Fiction (Endhaven Supplement)
From D&D Wiki
I have been hard at work developing Endhaven from the bottom up. That's hard work with a toddler in the house.
Story 1: The Heroes of Broadford
In celebration of this month's NaNo novel writing month, here is where my own novella has wandered about for the last year.
Do note that these drafts are not fully edited. I ran them through a spell-check to remove the most heinous spelling goofs, but they are otherwise rough.
I ran into a dry spell while trying to create Endhaven. I realized that I had no new way of looking at this space. In order to jump-start the creative process, I decided to write some fiction based in this world. That would help me to fill out the world some, and also help me to show how this would worked.
The story began as a woman with two children looking for her lost husband. In that story, she would follow the trail of her missing husband, learning of his own story and own great deeds, until she reached some point where she found him, still alive.
Bit by bit, I abandoned pieces. The children did not work out. Other characters became too engaging. He quest became too overriding, bending the entire team to her goals. I did not see everyone bending to her goals.

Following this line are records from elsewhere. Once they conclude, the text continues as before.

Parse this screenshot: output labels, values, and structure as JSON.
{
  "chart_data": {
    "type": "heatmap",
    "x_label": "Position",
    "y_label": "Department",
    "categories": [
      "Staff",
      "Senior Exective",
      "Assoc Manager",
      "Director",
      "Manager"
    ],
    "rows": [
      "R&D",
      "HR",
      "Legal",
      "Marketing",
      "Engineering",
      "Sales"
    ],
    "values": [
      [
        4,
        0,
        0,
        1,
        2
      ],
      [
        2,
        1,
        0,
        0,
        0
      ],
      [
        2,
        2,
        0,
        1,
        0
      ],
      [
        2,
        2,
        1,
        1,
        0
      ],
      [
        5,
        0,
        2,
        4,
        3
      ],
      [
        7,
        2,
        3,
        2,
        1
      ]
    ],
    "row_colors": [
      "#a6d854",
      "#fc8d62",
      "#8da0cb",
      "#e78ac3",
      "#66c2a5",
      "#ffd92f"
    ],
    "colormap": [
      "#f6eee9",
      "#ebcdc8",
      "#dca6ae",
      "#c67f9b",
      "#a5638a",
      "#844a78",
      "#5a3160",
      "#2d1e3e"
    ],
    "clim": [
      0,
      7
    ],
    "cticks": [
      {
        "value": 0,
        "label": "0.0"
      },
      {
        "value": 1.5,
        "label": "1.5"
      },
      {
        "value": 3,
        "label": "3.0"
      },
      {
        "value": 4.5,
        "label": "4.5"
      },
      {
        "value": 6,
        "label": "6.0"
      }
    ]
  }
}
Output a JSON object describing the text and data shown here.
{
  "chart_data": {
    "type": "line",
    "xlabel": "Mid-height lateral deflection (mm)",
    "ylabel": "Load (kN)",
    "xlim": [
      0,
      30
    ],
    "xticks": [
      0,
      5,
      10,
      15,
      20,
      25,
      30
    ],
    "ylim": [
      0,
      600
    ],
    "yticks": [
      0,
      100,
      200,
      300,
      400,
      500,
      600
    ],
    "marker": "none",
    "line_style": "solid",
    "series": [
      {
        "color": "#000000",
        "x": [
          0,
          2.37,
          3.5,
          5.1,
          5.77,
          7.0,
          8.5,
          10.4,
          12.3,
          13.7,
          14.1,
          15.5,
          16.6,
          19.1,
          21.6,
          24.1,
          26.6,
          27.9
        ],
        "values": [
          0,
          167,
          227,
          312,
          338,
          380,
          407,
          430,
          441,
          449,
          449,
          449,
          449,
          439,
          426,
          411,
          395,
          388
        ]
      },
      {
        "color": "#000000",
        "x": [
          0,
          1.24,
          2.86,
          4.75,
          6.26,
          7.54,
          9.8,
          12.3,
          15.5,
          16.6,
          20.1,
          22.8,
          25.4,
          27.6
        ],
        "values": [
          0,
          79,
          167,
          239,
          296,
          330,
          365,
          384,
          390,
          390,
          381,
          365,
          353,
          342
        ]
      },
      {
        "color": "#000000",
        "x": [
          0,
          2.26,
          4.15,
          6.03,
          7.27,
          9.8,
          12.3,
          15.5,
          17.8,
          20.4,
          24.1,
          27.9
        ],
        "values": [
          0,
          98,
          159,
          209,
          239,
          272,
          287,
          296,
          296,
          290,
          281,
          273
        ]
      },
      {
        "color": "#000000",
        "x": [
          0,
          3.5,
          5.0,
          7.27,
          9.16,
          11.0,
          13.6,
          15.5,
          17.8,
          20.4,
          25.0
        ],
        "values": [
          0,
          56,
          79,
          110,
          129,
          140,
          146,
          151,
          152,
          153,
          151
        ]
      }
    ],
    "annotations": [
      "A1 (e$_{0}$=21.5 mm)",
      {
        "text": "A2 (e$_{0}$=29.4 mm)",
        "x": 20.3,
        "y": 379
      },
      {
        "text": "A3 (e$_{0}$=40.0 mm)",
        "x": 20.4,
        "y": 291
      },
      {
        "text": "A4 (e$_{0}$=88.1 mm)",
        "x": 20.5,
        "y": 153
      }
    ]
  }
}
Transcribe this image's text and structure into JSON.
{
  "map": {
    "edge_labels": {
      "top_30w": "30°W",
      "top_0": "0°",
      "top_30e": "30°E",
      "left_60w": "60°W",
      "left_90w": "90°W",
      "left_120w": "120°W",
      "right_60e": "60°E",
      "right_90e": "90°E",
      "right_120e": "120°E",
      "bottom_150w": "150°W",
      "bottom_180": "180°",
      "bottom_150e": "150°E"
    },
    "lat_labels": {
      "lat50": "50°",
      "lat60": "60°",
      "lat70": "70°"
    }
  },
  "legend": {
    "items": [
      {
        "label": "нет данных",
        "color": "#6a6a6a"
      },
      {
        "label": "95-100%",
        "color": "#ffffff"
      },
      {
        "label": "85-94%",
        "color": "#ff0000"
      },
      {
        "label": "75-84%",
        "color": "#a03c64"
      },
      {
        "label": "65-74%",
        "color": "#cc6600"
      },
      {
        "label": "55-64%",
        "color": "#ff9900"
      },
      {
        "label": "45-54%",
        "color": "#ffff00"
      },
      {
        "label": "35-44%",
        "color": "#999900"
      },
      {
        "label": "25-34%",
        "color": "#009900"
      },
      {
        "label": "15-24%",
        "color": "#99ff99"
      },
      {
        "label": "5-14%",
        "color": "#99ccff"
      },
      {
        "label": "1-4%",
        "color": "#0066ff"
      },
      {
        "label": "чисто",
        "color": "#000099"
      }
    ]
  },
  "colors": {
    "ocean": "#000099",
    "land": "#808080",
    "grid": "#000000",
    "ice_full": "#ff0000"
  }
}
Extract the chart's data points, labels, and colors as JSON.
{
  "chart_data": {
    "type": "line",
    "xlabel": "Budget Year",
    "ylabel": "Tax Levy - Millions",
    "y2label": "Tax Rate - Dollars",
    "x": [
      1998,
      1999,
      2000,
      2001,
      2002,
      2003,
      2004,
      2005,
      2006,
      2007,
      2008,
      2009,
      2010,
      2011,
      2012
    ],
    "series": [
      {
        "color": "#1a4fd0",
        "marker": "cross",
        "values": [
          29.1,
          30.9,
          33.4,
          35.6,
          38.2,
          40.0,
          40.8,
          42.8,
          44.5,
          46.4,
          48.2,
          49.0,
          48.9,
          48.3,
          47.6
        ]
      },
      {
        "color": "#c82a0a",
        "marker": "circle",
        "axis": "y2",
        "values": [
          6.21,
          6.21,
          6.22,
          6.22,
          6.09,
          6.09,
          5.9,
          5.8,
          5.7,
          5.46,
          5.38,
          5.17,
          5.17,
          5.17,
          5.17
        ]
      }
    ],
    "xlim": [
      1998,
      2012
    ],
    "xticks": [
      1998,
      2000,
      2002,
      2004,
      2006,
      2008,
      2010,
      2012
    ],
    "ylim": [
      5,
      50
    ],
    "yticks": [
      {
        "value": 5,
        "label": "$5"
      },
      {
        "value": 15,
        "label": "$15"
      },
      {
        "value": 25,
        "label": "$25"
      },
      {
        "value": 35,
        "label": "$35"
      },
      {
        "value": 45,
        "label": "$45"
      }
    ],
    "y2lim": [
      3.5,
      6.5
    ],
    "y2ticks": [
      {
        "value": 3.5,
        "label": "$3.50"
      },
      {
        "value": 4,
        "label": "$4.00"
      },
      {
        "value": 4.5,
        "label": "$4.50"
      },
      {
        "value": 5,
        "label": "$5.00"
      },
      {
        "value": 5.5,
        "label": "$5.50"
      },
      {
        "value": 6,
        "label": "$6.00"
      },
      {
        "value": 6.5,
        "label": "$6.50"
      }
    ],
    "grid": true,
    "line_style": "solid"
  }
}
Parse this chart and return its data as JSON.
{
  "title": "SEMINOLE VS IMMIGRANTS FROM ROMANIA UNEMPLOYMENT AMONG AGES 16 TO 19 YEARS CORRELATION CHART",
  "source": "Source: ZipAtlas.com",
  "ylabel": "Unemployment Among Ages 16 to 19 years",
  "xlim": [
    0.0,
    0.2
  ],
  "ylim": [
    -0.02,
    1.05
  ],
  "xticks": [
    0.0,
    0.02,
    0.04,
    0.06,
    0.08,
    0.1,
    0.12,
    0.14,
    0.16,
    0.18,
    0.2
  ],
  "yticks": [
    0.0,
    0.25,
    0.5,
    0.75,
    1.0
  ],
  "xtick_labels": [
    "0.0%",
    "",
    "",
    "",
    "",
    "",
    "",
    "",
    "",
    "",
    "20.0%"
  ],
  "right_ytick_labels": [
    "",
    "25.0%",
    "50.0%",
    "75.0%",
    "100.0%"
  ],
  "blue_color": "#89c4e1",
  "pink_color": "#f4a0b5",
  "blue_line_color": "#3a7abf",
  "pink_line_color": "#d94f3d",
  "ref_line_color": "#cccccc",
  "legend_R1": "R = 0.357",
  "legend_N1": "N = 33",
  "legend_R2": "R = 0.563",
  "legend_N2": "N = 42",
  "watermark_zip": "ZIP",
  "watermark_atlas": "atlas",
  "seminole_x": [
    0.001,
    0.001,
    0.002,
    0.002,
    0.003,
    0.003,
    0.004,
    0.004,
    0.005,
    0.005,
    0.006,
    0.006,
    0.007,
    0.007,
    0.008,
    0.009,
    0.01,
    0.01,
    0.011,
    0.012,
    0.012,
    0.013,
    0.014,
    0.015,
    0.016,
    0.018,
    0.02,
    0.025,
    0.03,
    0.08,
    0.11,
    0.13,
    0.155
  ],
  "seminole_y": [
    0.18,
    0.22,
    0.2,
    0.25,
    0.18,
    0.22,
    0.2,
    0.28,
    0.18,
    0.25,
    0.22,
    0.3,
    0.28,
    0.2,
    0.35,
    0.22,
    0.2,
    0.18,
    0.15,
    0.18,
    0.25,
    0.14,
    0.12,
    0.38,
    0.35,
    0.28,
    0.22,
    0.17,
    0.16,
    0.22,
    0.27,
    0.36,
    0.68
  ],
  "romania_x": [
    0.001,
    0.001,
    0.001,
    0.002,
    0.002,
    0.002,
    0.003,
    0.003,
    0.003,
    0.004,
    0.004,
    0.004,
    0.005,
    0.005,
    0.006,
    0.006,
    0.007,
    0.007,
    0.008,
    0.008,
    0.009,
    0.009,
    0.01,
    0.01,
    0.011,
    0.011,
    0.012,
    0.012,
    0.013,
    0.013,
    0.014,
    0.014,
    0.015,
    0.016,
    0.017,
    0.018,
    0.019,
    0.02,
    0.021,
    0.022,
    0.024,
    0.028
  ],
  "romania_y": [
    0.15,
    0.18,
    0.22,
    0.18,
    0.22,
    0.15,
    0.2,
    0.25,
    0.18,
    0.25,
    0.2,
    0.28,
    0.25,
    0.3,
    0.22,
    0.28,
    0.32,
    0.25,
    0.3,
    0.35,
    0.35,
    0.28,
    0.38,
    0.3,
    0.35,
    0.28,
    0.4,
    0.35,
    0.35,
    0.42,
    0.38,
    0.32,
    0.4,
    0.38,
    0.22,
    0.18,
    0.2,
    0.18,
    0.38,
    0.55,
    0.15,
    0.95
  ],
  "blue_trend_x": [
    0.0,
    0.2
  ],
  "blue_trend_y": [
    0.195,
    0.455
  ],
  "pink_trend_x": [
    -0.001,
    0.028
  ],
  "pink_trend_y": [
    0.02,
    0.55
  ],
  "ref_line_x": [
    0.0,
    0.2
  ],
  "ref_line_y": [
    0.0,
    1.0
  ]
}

That mutated and mutated until I worked out the Maran character.
Draft 1 has six primary characters cooperating to destroy a bandit lair.
Draft 1 had many issue. The biggest of these was too many character, many of them overlapping. The second and more pernicious issue was that Maran was learning the story of other characters as the work advanced. I never worked out what that story was. That left the story feeling blank.
Draft 2 saw much simplification. I cut many characters. I completely wrote two new characters. Altyn walked in the door and sat down. She was easy. That's how I met the character. Osei went through eight or ten rewrites.
Draft 3 saw the antagonists change from orcs and goblins to dwarves. That simple change rocked. The whole story stepped up to a higher level. I found something compelling about dwarves engaging in twisted plots.
A second change was the abandonment of the "following others" story structure. Now, the story itself was the only story.
Third, I invented Svero. I like him as a villain. He worked. He had a plot and an agenda. He had plans to foil. He had plans that could be foiled.
Unfortunately, the story suffers from a horrific flaw: the story is just a group walking straight down the plot.
- Draft 4
Draft 4 is pending and is an entire rewrite of the plot. Almost everything is thrown out, then salvaged into a new form. The problem that I identified in draft 3 was that the character basically jumped onto a plot thread and ran at it. My reviewers consistently found the world interesting and engaging. I decided to lean into that by spending more time in more places, getting to see each place more closely.